I've been struggling trying to see the logic on how the author of a book arrives at an expected value. For reference, the book in question is Machine Learning by Bishop, Page 443, equation (9.38) and (9.39).
A posterior distribution in the book is written as
$$ p(\mathbf{Z}| \mathbf{X}, \boldsymbol{\mu}, \boldsymbol{\pi}) \propto \prod_n{ \prod_k{ [\pi_k \mathcal{N}(\boldsymbol{x}_n | \boldsymbol{\mu}_k, \mathbf{\Sigma}_k)]^{z_{nk}} } } $$
where $\boldsymbol{z}$ has a 1-of-K binary representation in which a particular element $z_{k} \in \{0, 1\}$ and $\sum_k{z_k} = 1$, and $z_{nk}$ denotes the indicator for the $n$th point, $\{\boldsymbol{z}_n\}$ are independent, $\pi \in [0, 1]$, $\sum_k{\pi_k} = 1$, and $\mathcal{N}$ is the Gaussian distribution.

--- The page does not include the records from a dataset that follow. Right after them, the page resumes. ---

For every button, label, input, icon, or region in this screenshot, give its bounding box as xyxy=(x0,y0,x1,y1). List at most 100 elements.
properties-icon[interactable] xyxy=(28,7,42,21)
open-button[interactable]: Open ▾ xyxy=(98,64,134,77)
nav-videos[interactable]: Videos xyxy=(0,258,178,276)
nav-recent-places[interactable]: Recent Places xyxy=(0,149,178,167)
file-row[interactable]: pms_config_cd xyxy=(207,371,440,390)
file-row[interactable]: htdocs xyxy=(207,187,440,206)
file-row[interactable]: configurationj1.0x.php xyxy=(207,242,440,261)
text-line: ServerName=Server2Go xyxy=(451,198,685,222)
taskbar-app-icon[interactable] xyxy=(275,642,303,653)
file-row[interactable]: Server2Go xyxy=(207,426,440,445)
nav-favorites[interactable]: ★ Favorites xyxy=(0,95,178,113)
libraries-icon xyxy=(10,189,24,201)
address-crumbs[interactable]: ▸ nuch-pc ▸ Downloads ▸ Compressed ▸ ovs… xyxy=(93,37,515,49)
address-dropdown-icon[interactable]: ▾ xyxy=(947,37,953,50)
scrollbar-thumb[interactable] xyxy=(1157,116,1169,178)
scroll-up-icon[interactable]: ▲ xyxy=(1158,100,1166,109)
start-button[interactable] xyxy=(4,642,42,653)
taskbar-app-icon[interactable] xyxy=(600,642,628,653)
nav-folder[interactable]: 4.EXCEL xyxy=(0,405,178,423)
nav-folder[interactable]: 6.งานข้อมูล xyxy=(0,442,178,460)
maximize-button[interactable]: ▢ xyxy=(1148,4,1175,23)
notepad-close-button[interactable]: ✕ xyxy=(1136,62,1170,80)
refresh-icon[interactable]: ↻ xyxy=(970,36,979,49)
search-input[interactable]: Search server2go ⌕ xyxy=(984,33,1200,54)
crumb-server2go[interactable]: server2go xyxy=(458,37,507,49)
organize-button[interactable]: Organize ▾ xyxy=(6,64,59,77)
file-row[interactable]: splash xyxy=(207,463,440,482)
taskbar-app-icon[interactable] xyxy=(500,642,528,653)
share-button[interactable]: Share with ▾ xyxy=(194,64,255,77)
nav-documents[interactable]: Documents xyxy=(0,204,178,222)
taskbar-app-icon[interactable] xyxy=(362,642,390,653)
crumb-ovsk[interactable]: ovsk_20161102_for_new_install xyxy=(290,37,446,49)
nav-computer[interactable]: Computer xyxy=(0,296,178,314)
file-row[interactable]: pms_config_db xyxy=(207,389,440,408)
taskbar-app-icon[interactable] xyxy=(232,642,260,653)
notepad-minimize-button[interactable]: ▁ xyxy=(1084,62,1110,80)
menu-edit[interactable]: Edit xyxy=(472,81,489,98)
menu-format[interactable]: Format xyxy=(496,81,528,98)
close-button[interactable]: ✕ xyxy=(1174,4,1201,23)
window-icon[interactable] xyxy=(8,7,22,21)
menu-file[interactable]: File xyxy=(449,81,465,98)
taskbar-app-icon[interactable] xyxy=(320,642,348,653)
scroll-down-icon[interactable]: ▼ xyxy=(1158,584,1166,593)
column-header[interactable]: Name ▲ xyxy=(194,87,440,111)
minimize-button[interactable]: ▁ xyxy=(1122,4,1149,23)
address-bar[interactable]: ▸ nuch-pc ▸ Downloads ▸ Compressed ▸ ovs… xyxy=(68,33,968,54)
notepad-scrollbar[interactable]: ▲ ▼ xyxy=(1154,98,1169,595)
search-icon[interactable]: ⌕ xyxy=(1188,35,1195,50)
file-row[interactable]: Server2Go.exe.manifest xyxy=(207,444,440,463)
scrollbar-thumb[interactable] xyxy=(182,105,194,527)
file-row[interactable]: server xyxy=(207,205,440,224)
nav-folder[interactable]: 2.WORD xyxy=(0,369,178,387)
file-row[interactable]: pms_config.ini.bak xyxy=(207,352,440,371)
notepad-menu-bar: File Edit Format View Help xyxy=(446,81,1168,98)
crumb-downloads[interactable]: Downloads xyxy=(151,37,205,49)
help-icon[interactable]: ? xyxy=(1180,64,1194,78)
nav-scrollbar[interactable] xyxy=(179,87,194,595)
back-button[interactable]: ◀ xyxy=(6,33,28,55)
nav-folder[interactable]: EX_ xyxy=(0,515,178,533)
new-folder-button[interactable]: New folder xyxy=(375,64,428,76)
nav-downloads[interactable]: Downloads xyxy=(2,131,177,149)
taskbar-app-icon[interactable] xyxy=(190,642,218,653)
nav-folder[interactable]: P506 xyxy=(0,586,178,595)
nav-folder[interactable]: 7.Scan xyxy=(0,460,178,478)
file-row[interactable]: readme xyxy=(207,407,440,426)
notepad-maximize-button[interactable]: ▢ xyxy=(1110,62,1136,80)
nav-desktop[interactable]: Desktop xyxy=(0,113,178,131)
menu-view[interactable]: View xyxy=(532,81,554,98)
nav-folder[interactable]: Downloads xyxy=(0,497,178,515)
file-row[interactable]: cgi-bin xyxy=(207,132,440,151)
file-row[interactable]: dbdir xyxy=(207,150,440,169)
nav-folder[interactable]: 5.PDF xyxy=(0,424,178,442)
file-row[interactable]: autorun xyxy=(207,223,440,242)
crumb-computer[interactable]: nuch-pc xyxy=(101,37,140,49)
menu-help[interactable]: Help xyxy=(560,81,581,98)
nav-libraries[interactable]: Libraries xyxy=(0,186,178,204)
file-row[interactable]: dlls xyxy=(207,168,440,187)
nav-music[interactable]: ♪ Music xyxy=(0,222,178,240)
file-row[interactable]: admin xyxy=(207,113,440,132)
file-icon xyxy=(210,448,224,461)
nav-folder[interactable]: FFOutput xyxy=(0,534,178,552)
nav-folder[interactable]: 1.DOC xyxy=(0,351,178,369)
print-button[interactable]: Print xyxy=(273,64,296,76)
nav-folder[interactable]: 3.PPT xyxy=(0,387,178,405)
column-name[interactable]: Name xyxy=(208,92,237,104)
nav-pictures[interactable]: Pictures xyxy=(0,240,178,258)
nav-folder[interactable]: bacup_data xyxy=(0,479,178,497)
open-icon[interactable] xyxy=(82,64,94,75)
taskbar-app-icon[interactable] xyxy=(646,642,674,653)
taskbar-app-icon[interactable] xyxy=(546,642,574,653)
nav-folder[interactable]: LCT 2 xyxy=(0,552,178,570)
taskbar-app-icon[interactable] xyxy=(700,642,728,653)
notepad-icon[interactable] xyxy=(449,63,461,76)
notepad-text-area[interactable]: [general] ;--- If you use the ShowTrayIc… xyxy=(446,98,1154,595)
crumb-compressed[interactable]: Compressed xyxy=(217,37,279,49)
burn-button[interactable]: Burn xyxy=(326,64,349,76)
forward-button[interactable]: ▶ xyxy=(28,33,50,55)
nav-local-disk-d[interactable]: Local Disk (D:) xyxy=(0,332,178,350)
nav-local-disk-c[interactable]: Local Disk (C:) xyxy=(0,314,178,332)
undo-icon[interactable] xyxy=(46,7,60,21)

Then the author states that
The expected value of the indicator variable $z_{nk}$ under this posterior distribution is then given by $$\mathbb{E}[z_{nk}] = \frac{ \sum_{\boldsymbol{z}_n}{ z_{nk} \prod_{k'}[\pi_{k'} \mathcal{N}(\boldsymbol{x}_n | \boldsymbol{\mu}_{k'}, \mathbf{\Sigma}_{k'})]^{z_{nk'}}} }{\sum_{\boldsymbol{z}_n}{ \prod_j [\pi_j \mathcal{N}(\boldsymbol{x}_n | \boldsymbol{\mu}_j, \mathbf{\Sigma}_j)]^{z_{nj}} } } = [\cdots] $$
I understand the denominator is the normalization term. But I am having a hard time figuring out as to how this equation comes about. More specifically, I'm trying to understand why both the numerator and the denominator are missing an extra $\prod_n{}$ term.